Whether you take acetaminophen or another fever lowering drug (or a cough syrup, anticongestant, etc. that has that ingredient) it’s important to remember you aren’t curing yourself, you’re just treating the symptoms.
And, in fact, you may be increasing the duration of your illness as well as spreading it to others.
High fevers are dangerous, they can cause long term damage. So it’s kind of become par-for-the-course that when we get fevers, we immediately try and break them. BUT fevers are a symptom of your body healing itself, and a low grade fever isn’t something to jump up and panic over (unless you have a preexisting condition that it would complicate).
Low grade fever kills the virus, and without it the virus lasts a little longer.

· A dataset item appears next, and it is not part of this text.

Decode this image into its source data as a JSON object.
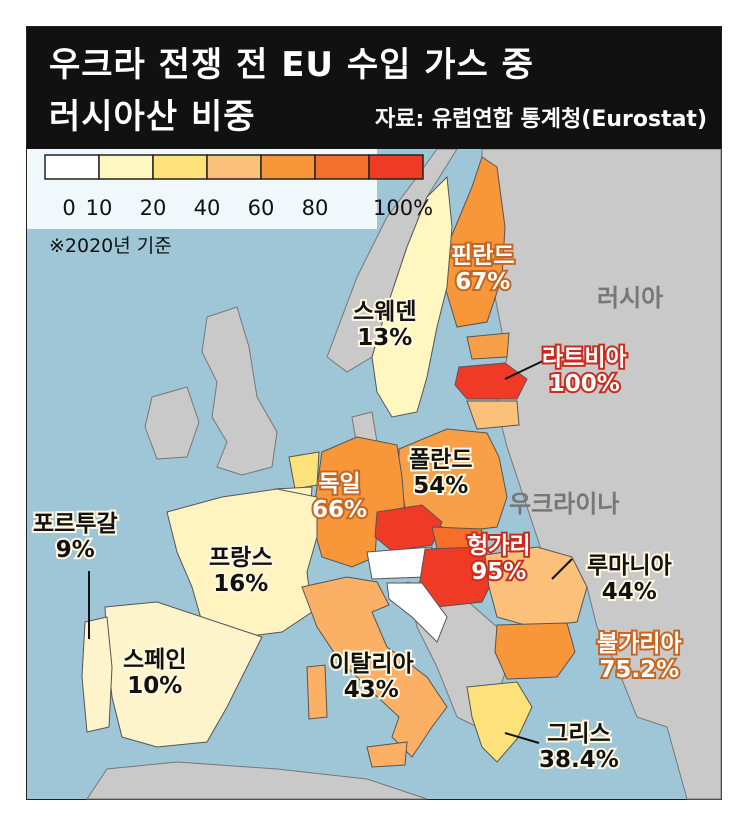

The researchers, in another example, suggested that widespread use of Aspirin during the 1918 Spanish flu pandemic “may have increased the disease severity and consequently death rates.”
Also without the fever, there’s an increased risk of feeling well enough to go out and about (especially if other symptoms are also suppressed, like coughs or congestion)—which leads to spreading the flu to others (it also means not letting yourself rest and recover).
Take medicine if you need it to recover—if you can’t sleep because of a cough, or are tossing and turning from a fever sweat. But actually stick around and recover! Fighting a virus takes time. Don’t go out running errands because you’re not at work on a weekday, just because you feel a little bit better after a long sleep and some medicine.
Rest. Eat (even if you don’t feel like it—and make sure you eat a lot of protein, it helps when you’re sick). Take a multivitamin and other supporting supplements.